The phenomenon of military trauma has existed for many centuries but has only recently been recognized as a significant clinical event deserving attention. Historically, military trauma was referred to as war heart, cowardice, or shell shock and was considered an individual character (personality) flaw and, therefore, untreatable. The veteran soldiers of the Vietnam War are credited with introducing both posttraumatic stress reaction (PTSR) and posttraumatic stress disorder (PTSD) as medically legitimate and recognizable consequences of serving one's country in a military capacity. The former is a psychiatric diagnosis, but the latter is response to trauma. This raises the question, Does military trauma have a significant or lasting effect on all returning veterans? For some, there is a brief period of psychological effects, but these symptoms resolve over a few months, and the person returns to a normal state of functioning. Physicians and counselors refer to this type of reaction as PTSR. A review of the literature on PTSR studies indicates a consensus that the extent of stress-related injuries of significant and enduring PTSR injuries occurs at a rate between 15% and 30%.

For others, the stress reactions are long lasting, have damaging psychological and physiological effects on the individual, and create a debilitating condition referred to as PTSD. This condition interferes with normal life functioning and if not treated, leads to a chronic disability.

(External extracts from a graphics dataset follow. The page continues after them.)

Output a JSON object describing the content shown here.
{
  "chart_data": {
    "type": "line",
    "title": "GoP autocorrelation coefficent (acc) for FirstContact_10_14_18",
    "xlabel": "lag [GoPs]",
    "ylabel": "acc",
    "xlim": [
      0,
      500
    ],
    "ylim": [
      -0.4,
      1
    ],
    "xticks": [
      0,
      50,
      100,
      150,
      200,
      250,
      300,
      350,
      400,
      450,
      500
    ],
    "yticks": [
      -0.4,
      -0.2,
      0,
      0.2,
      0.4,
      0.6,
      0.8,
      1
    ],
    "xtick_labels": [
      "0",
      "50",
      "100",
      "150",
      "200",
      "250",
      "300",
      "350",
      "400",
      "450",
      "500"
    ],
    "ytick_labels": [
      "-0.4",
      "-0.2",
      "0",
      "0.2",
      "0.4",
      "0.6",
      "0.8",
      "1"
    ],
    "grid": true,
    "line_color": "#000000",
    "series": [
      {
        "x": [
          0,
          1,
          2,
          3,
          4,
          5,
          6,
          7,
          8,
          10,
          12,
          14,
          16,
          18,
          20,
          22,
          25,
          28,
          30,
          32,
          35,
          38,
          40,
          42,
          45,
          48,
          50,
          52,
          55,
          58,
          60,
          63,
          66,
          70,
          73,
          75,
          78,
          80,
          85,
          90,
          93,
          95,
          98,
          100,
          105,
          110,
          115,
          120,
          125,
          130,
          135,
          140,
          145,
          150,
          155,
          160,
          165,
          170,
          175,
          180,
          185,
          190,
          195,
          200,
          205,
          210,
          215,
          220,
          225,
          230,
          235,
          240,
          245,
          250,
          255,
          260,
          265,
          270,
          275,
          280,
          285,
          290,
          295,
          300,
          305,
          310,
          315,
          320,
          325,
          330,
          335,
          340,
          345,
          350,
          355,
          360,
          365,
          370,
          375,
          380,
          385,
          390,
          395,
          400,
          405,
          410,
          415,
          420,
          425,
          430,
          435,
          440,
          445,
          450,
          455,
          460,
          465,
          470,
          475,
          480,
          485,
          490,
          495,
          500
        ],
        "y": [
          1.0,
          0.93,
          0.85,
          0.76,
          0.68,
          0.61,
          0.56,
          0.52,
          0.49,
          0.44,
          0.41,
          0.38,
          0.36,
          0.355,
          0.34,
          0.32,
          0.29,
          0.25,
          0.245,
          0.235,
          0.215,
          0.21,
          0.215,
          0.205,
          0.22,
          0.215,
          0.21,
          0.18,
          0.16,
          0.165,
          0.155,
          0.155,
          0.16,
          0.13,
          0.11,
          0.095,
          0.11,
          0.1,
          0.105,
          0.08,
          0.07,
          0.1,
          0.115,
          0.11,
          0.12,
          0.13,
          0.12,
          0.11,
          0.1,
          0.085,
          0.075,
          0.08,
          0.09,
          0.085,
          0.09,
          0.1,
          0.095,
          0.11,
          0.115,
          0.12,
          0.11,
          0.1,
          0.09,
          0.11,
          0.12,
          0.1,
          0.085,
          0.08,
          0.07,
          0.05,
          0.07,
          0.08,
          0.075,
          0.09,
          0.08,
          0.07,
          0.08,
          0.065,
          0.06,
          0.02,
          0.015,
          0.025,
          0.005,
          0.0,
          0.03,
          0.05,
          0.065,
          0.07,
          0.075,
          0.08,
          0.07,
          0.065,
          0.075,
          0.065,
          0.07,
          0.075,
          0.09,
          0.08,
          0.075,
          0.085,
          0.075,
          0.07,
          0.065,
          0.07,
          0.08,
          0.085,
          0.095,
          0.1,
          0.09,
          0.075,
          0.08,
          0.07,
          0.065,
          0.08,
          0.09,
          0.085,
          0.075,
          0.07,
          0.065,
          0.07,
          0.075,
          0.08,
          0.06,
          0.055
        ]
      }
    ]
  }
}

Evolving medical treatment practices on the front lines of combat helped identify the damaging psychological and physiological conditions that soldiers experience. This transformed military trauma from an untreatable inherent character flaw into a distinct injury in need of treatment. Only since 1980 has there been a move forward in the medical community to include the war stress response in the psychiatric disorders taxonomy found in the most recent edition of the Diagnostic and Statistical Manual of Mental Disorders (DSM-IV-TR). The challenging diagnosis and treatment process for professionals is that PTSD in military veterans is also commonly associated with other concurrent psychiatric disorders, such as major depressive disorder, alcohol and substance abuse, and so on.